Hitler zag de linkerflank van de politiek, de sociaaldemocratie, eveneens als vijandig. Veel Joden waren hierin actief. De politieke dissidenten, zoals de nazi's hen zagen, werden in gevangenschap lichtelijk bevoordeeld vanwege hun raszuiverheid.[19] Bij annexatie van nieuwe gebieden door het Derde Rijk waren de politieke activisten altijd de eersten die gedeporteerd werden.[20][21]

Vrijmetselaars

In Mein Kampf schreef Hitler ook over de vrijmetselarij. Vrijmetselaars zouden gemeen hebben met de Joden dat bij hen het instinct om te overleven, een natuurlijk instinct van mensen, ontbrak.[22] Vrijmetselaars werden gezien als politieke dissidenten en zij werden verbannen naar concentratiekampen alwaar zij de rode driehoek van de politieke gevangenen moesten dragen.[23] Tussen de 80.000 en de 200.000 van hen werden omgebracht.[24][25] Over dit aantal bestaat geen consensus, omdat veel vrijmetselaars ook tot het Joodse volk en diverse politiek subversieve organisaties behoorden in de ogen van de Duitsers.[26]

Paarse driehoek

Jehova's getuigen en Vrije Bijbelonderzoekers

Ongeveer 11.300 leden van de Vrije Bijbelonderzoekers en Jehova's getuigen werden door de Duitsers geïnterneerd.[8] Deze bewegingen waren gebaseerd op het gedachtegoed van Charles Taze Russell, een verklaard Zionist.[a] Hoewel de toenmalige leider van de Jehova's getuigen, Joseph Franklin Rutherford, er alles aan deed van dit stempel af te komen,[b] mochten zijn inspanningen niet baten.
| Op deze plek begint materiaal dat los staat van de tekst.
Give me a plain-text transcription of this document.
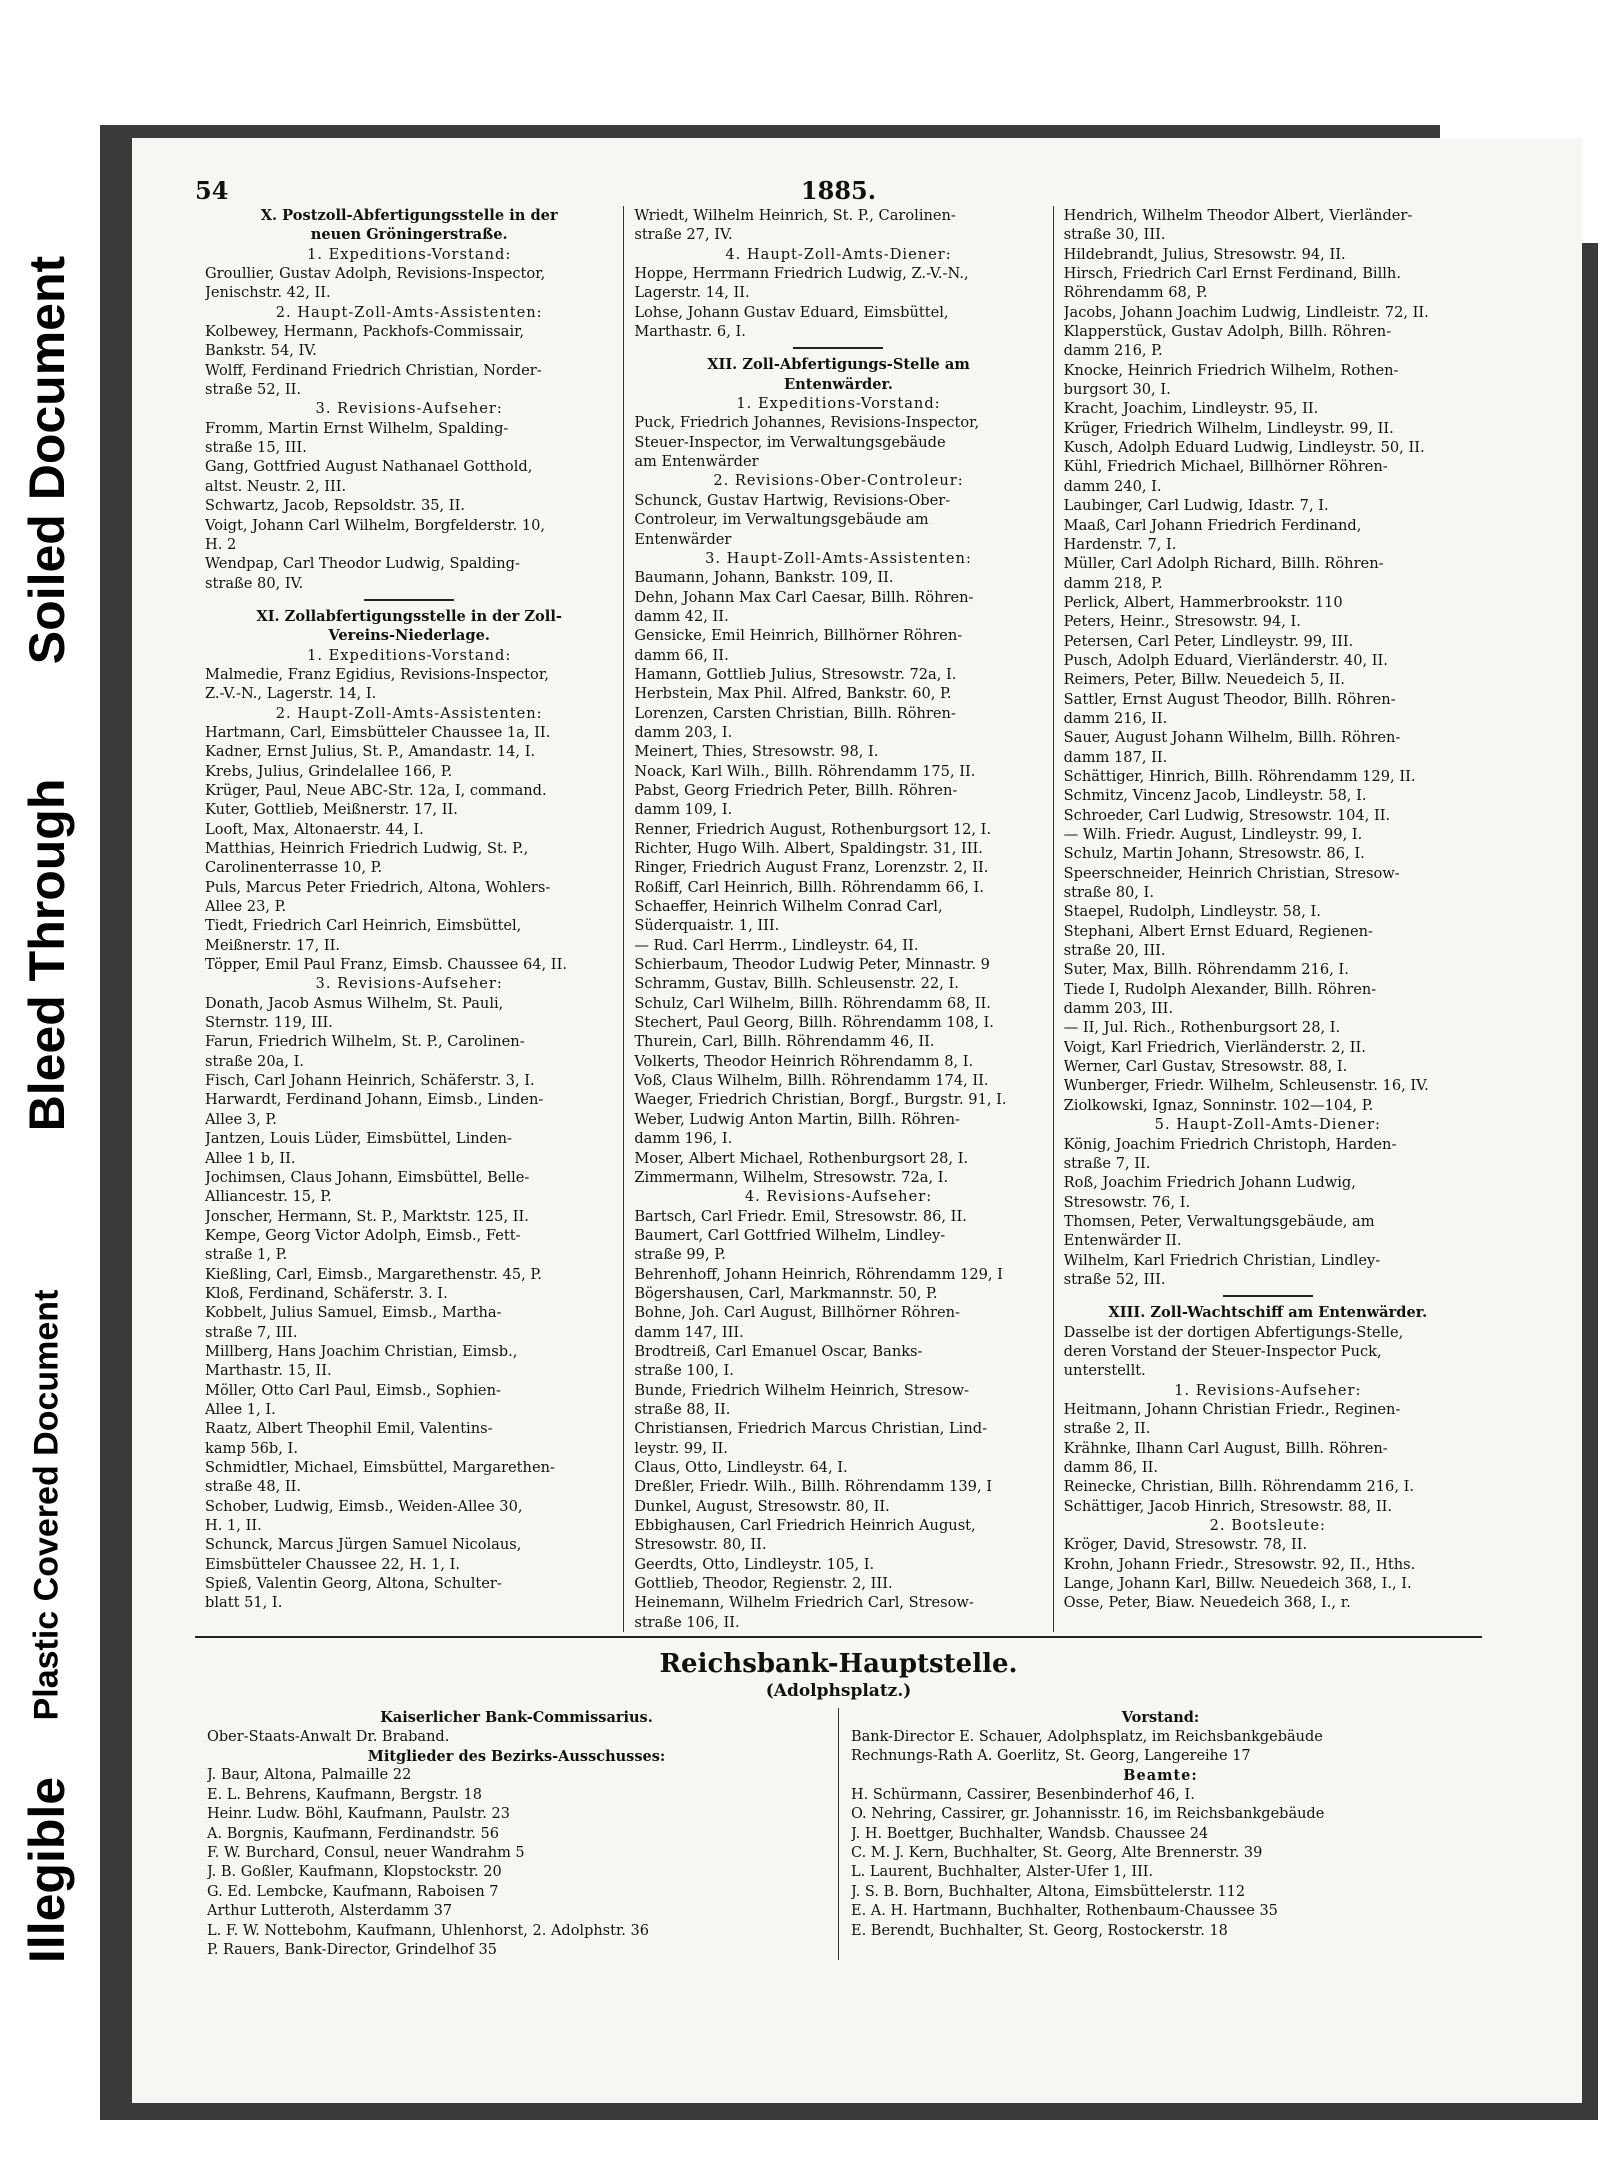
Illegible
Plastic Covered Document
Bleed Through
Soiled Document
54	1885.
X. Postzoll-Abfertigungsstelle in der
neuen Gröningerstraße.
1. Expeditions-Vorstand:
Groullier, Gustav Adolph, Revisions-Inspector,
Jenischstr. 42, II.
2. Haupt-Zoll-Amts-Assistenten:
Kolbewey, Hermann, Packhofs-Commissair,
Bankstr. 54, IV.
Wolff, Ferdinand Friedrich Christian, Norder-
straße 52, II.
3. Revisions-Aufseher:
Fromm, Martin Ernst Wilhelm, Spalding-
straße 15, III.
Gang, Gottfried August Nathanael Gotthold,
altst. Neustr. 2, III.
Schwartz, Jacob, Repsoldstr. 35, II.
Voigt, Johann Carl Wilhelm, Borgfelderstr. 10,
H. 2
Wendpap, Carl Theodor Ludwig, Spalding-
straße 80, IV.
XI. Zollabfertigungsstelle in der Zoll-
Vereins-Niederlage.
1. Expeditions-Vorstand:
Malmedie, Franz Egidius, Revisions-Inspector,
Z.-V.-N., Lagerstr. 14, I.
2. Haupt-Zoll-Amts-Assistenten:
Hartmann, Carl, Eimsbütteler Chaussee 1a, II.
Kadner, Ernst Julius, St. P., Amandastr. 14, I.
Krebs, Julius, Grindelallee 166, P.
Krüger, Paul, Neue ABC-Str. 12a, I, command.
Kuter, Gottlieb, Meißnerstr. 17, II.
Looft, Max, Altonaerstr. 44, I.
Matthias, Heinrich Friedrich Ludwig, St. P.,
Carolinenterrasse 10, P.
Puls, Marcus Peter Friedrich, Altona, Wohlers-
Allee 23, P.
Tiedt, Friedrich Carl Heinrich, Eimsbüttel,
Meißnerstr. 17, II.
Töpper, Emil Paul Franz, Eimsb. Chaussee 64, II.
3. Revisions-Aufseher:
Donath, Jacob Asmus Wilhelm, St. Pauli,
Sternstr. 119, III.
Farun, Friedrich Wilhelm, St. P., Carolinen-
straße 20a, I.
Fisch, Carl Johann Heinrich, Schäferstr. 3, I.
Harwardt, Ferdinand Johann, Eimsb., Linden-
Allee 3, P.
Jantzen, Louis Lüder, Eimsbüttel, Linden-
Allee 1 b, II.
Jochimsen, Claus Johann, Eimsbüttel, Belle-
Alliancestr. 15, P.
Jonscher, Hermann, St. P., Marktstr. 125, II.
Kempe, Georg Victor Adolph, Eimsb., Fett-
straße 1, P.
Kießling, Carl, Eimsb., Margarethenstr. 45, P.
Kloß, Ferdinand, Schäferstr. 3. I.
Kobbelt, Julius Samuel, Eimsb., Martha-
straße 7, III.
Millberg, Hans Joachim Christian, Eimsb.,
Marthastr. 15, II.
Möller, Otto Carl Paul, Eimsb., Sophien-
Allee 1, I.
Raatz, Albert Theophil Emil, Valentins-
kamp 56b, I.
Schmidtler, Michael, Eimsbüttel, Margarethen-
straße 48, II.
Schober, Ludwig, Eimsb., Weiden-Allee 30,
H. 1, II.
Schunck, Marcus Jürgen Samuel Nicolaus,
Eimsbütteler Chaussee 22, H. 1, I.
Spieß, Valentin Georg, Altona, Schulter-
blatt 51, I.
Wriedt, Wilhelm Heinrich, St. P., Carolinen-
straße 27, IV.
4. Haupt-Zoll-Amts-Diener:
Hoppe, Herrmann Friedrich Ludwig, Z.-V.-N.,
Lagerstr. 14, II.
Lohse, Johann Gustav Eduard, Eimsbüttel,
Marthastr. 6, I.
XII. Zoll-Abfertigungs-Stelle am
Entenwärder.
1. Expeditions-Vorstand:
Puck, Friedrich Johannes, Revisions-Inspector,
Steuer-Inspector, im Verwaltungsgebäude
am Entenwärder
2. Revisions-Ober-Controleur:
Schunck, Gustav Hartwig, Revisions-Ober-
Controleur, im Verwaltungsgebäude am
Entenwärder
3. Haupt-Zoll-Amts-Assistenten:
Baumann, Johann, Bankstr. 109, II.
Dehn, Johann Max Carl Caesar, Billh. Röhren-
damm 42, II.
Gensicke, Emil Heinrich, Billhörner Röhren-
damm 66, II.
Hamann, Gottlieb Julius, Stresowstr. 72a, I.
Herbstein, Max Phil. Alfred, Bankstr. 60, P.
Lorenzen, Carsten Christian, Billh. Röhren-
damm 203, I.
Meinert, Thies, Stresowstr. 98, I.
Noack, Karl Wilh., Billh. Röhrendamm 175, II.
Pabst, Georg Friedrich Peter, Billh. Röhren-
damm 109, I.
Renner, Friedrich August, Rothenburgsort 12, I.
Richter, Hugo Wilh. Albert, Spaldingstr. 31, III.
Ringer, Friedrich August Franz, Lorenzstr. 2, II.
Roßiff, Carl Heinrich, Billh. Röhrendamm 66, I.
Schaeffer, Heinrich Wilhelm Conrad Carl,
Süderquaistr. 1, III.
— Rud. Carl Herrm., Lindleystr. 64, II.
Schierbaum, Theodor Ludwig Peter, Minnastr. 9
Schramm, Gustav, Billh. Schleusenstr. 22, I.
Schulz, Carl Wilhelm, Billh. Röhrendamm 68, II.
Stechert, Paul Georg, Billh. Röhrendamm 108, I.
Thurein, Carl, Billh. Röhrendamm 46, II.
Volkerts, Theodor Heinrich Röhrendamm 8, I.
Voß, Claus Wilhelm, Billh. Röhrendamm 174, II.
Waeger, Friedrich Christian, Borgf., Burgstr. 91, I.
Weber, Ludwig Anton Martin, Billh. Röhren-
damm 196, I.
Moser, Albert Michael, Rothenburgsort 28, I.
Zimmermann, Wilhelm, Stresowstr. 72a, I.
4. Revisions-Aufseher:
Bartsch, Carl Friedr. Emil, Stresowstr. 86, II.
Baumert, Carl Gottfried Wilhelm, Lindley-
straße 99, P.
Behrenhoff, Johann Heinrich, Röhrendamm 129, I
Bögershausen, Carl, Markmannstr. 50, P.
Bohne, Joh. Carl August, Billhörner Röhren-
damm 147, III.
Brodtreiß, Carl Emanuel Oscar, Banks-
straße 100, I.
Bunde, Friedrich Wilhelm Heinrich, Stresow-
straße 88, II.
Christiansen, Friedrich Marcus Christian, Lind-
leystr. 99, II.
Claus, Otto, Lindleystr. 64, I.
Dreßler, Friedr. Wilh., Billh. Röhrendamm 139, I
Dunkel, August, Stresowstr. 80, II.
Ebbighausen, Carl Friedrich Heinrich August,
Stresowstr. 80, II.
Geerdts, Otto, Lindleystr. 105, I.
Gottlieb, Theodor, Regienstr. 2, III.
Heinemann, Wilhelm Friedrich Carl, Stresow-
straße 106, II.
Hendrich, Wilhelm Theodor Albert, Vierländer-
straße 30, III.
Hildebrandt, Julius, Stresowstr. 94, II.
Hirsch, Friedrich Carl Ernst Ferdinand, Billh.
Röhrendamm 68, P.
Jacobs, Johann Joachim Ludwig, Lindleistr. 72, II.
Klapperstück, Gustav Adolph, Billh. Röhren-
damm 216, P.
Knocke, Heinrich Friedrich Wilhelm, Rothen-
burgsort 30, I.
Kracht, Joachim, Lindleystr. 95, II.
Krüger, Friedrich Wilhelm, Lindleystr. 99, II.
Kusch, Adolph Eduard Ludwig, Lindleystr. 50, II.
Kühl, Friedrich Michael, Billhörner Röhren-
damm 240, I.
Laubinger, Carl Ludwig, Idastr. 7, I.
Maaß, Carl Johann Friedrich Ferdinand,
Hardenstr. 7, I.
Müller, Carl Adolph Richard, Billh. Röhren-
damm 218, P.
Perlick, Albert, Hammerbrookstr. 110
Peters, Heinr., Stresowstr. 94, I.
Petersen, Carl Peter, Lindleystr. 99, III.
Pusch, Adolph Eduard, Vierländerstr. 40, II.
Reimers, Peter, Billw. Neuedeich 5, II.
Sattler, Ernst August Theodor, Billh. Röhren-
damm 216, II.
Sauer, August Johann Wilhelm, Billh. Röhren-
damm 187, II.
Schättiger, Hinrich, Billh. Röhrendamm 129, II.
Schmitz, Vincenz Jacob, Lindleystr. 58, I.
Schroeder, Carl Ludwig, Stresowstr. 104, II.
— Wilh. Friedr. August, Lindleystr. 99, I.
Schulz, Martin Johann, Stresowstr. 86, I.
Speerschneider, Heinrich Christian, Stresow-
straße 80, I.
Staepel, Rudolph, Lindleystr. 58, I.
Stephani, Albert Ernst Eduard, Regienen-
straße 20, III.
Suter, Max, Billh. Röhrendamm 216, I.
Tiede I, Rudolph Alexander, Billh. Röhren-
damm 203, III.
— II, Jul. Rich., Rothenburgsort 28, I.
Voigt, Karl Friedrich, Vierländerstr. 2, II.
Werner, Carl Gustav, Stresowstr. 88, I.
Wunberger, Friedr. Wilhelm, Schleusenstr. 16, IV.
Ziolkowski, Ignaz, Sonninstr. 102—104, P.
5. Haupt-Zoll-Amts-Diener:
König, Joachim Friedrich Christoph, Harden-
straße 7, II.
Roß, Joachim Friedrich Johann Ludwig,
Stresowstr. 76, I.
Thomsen, Peter, Verwaltungsgebäude, am
Entenwärder II.
Wilhelm, Karl Friedrich Christian, Lindley-
straße 52, III.
XIII. Zoll-Wachtschiff am Entenwärder.
Dasselbe ist der dortigen Abfertigungs-Stelle,
deren Vorstand der Steuer-Inspector Puck,
unterstellt.
1. Revisions-Aufseher:
Heitmann, Johann Christian Friedr., Reginen-
straße 2, II.
Krähnke, Ilhann Carl August, Billh. Röhren-
damm 86, II.
Reinecke, Christian, Billh. Röhrendamm 216, I.
Schättiger, Jacob Hinrich, Stresowstr. 88, II.
2. Bootsleute:
Kröger, David, Stresowstr. 78, II.
Krohn, Johann Friedr., Stresowstr. 92, II., Hths.
Lange, Johann Karl, Billw. Neuedeich 368, I., I.
Osse, Peter, Biaw. Neuedeich 368, I., r.
Reichsbank-Hauptstelle.
(Adolphsplatz.)
Kaiserlicher Bank-Commissarius.
Ober-Staats-Anwalt Dr. Braband.
Mitglieder des Bezirks-Ausschusses:
J. Baur, Altona, Palmaille 22
E. L. Behrens, Kaufmann, Bergstr. 18
Heinr. Ludw. Böhl, Kaufmann, Paulstr. 23
A. Borgnis, Kaufmann, Ferdinandstr. 56
F. W. Burchard, Consul, neuer Wandrahm 5
J. B. Goßler, Kaufmann, Klopstockstr. 20
G. Ed. Lembcke, Kaufmann, Raboisen 7
Arthur Lutteroth, Alsterdamm 37
L. F. W. Nottebohm, Kaufmann, Uhlenhorst, 2. Adolphstr. 36
P. Rauers, Bank-Director, Grindelhof 35
Vorstand:
Bank-Director E. Schauer, Adolphsplatz, im Reichsbankgebäude
Rechnungs-Rath A. Goerlitz, St. Georg, Langereihe 17
Beamte:
H. Schürmann, Cassirer, Besenbinderhof 46, I.
O. Nehring, Cassirer, gr. Johannisstr. 16, im Reichsbankgebäude
J. H. Boettger, Buchhalter, Wandsb. Chaussee 24
C. M. J. Kern, Buchhalter, St. Georg, Alte Brennerstr. 39
L. Laurent, Buchhalter, Alster-Ufer 1, III.
J. S. B. Born, Buchhalter, Altona, Eimsbüttelerstr. 112
E. A. H. Hartmann, Buchhalter, Rothenbaum-Chaussee 35
E. Berendt, Buchhalter, St. Georg, Rostockerstr. 18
Zij kregen een paarse driehoek als herkenningsteken op hun kampkleding.[c] In zijn totaliteit werden 6.019 Jehova's getuigen gearresteerd gedurende het bewind van het Derde Rijk.[27] Zij die dit wilden, konden, net als 'genezen' homoseksuelen, weer in vrijheid worden gesteld.[28] Tot 1938 hadden 516 Jehova's getuigen gebruikgemaakt van deze regeling, door de akte van verloochening te tekenen en werden ook daadwerkelijk vrijgelaten;[29] over het aantal tot aan het einde van de Tweede Wereldoorlog zijn geen exacte gegevens beschikbaar. Naar schatting 1500 tot 2000 Jehova's getuigen vonden de dood, nadat zij hadden aangegeven geen afstand te willen doen van hun overtuiging.[8]

Esperantisten

In 1936 verbood Heinrich Himmler[30] het gebruik van het Esperanto in het gehele Derde Rijk.[31] Dit hing samen met de botsing tussen de Esperantocultuur, ook symbool voor gelijke talenrechten, en het gedachtegoed uit Mein Kampf. Tot de eerste slachtoffers van het naziregime behoorden niet alleen leden van de familie Zamenhof,[32][33][34] maar ook veel Esperantisten met een andere nationaliteit dan de Poolse,[d] van wie sommigen vermoedelijk op de eerste plaats omdat ze activisten waren voor het Esperanto.[35] Anderen werden niet vermoord maar behoorden tot een weliswaar klein maar toch zorgvuldig gemonitorde groep 'anti-Reich'-elementen.[36] In het boek Mein Kampf staat dat elk volk alles moet doen om de eigenheid van het volkskarakter gezond en wel te behouden. De Esperantocultuur als transnationale cultuur, wil juist de volkseigenheid overstijgen en ziet haar taal als middel daartoe.

Slavische volkeren

Om het Lebensraum voor de Duitsers te vergroten, wilde Hitler de Slavische volkeren elimineren. Dit plan[37] moest 25 à 30 jaar in beslag nemen, om het Duitse volk een groot trauma te besparen.[38]

Etnische Polen

Executie van Polen door het Einsatzkommando, oktober 1939
Aankondiging van de doodstraf voor Polen die Joden hielpen

Duitse hoge functionarissen kondigden in november 1939 het plan af het Poolse volk te vernietigen.[39] Alle Polen dienden te verdwijnen, zodat het gewonnen land kon worden gekoloniseerd door de Duitsers.[40] Rond 1952 zouden er tussen de 3 à 4 miljoen Polen mogen overblijven, die de Duitse natie en haar volk konden dienen. Het was hun verboden een huwelijk te sluiten, gebruik te maken van medische hulp, en uiteindelijk zouden zij "verdwijnen". Op 22 augustus 1939 gaf Hitler al het bevel etnische Polen en Poolssprekenden zonder genade te executeren, mannen, vrouwen en kinderen. Alleen op die wijze zag hij kans het Lebensraum te vergroten.[41]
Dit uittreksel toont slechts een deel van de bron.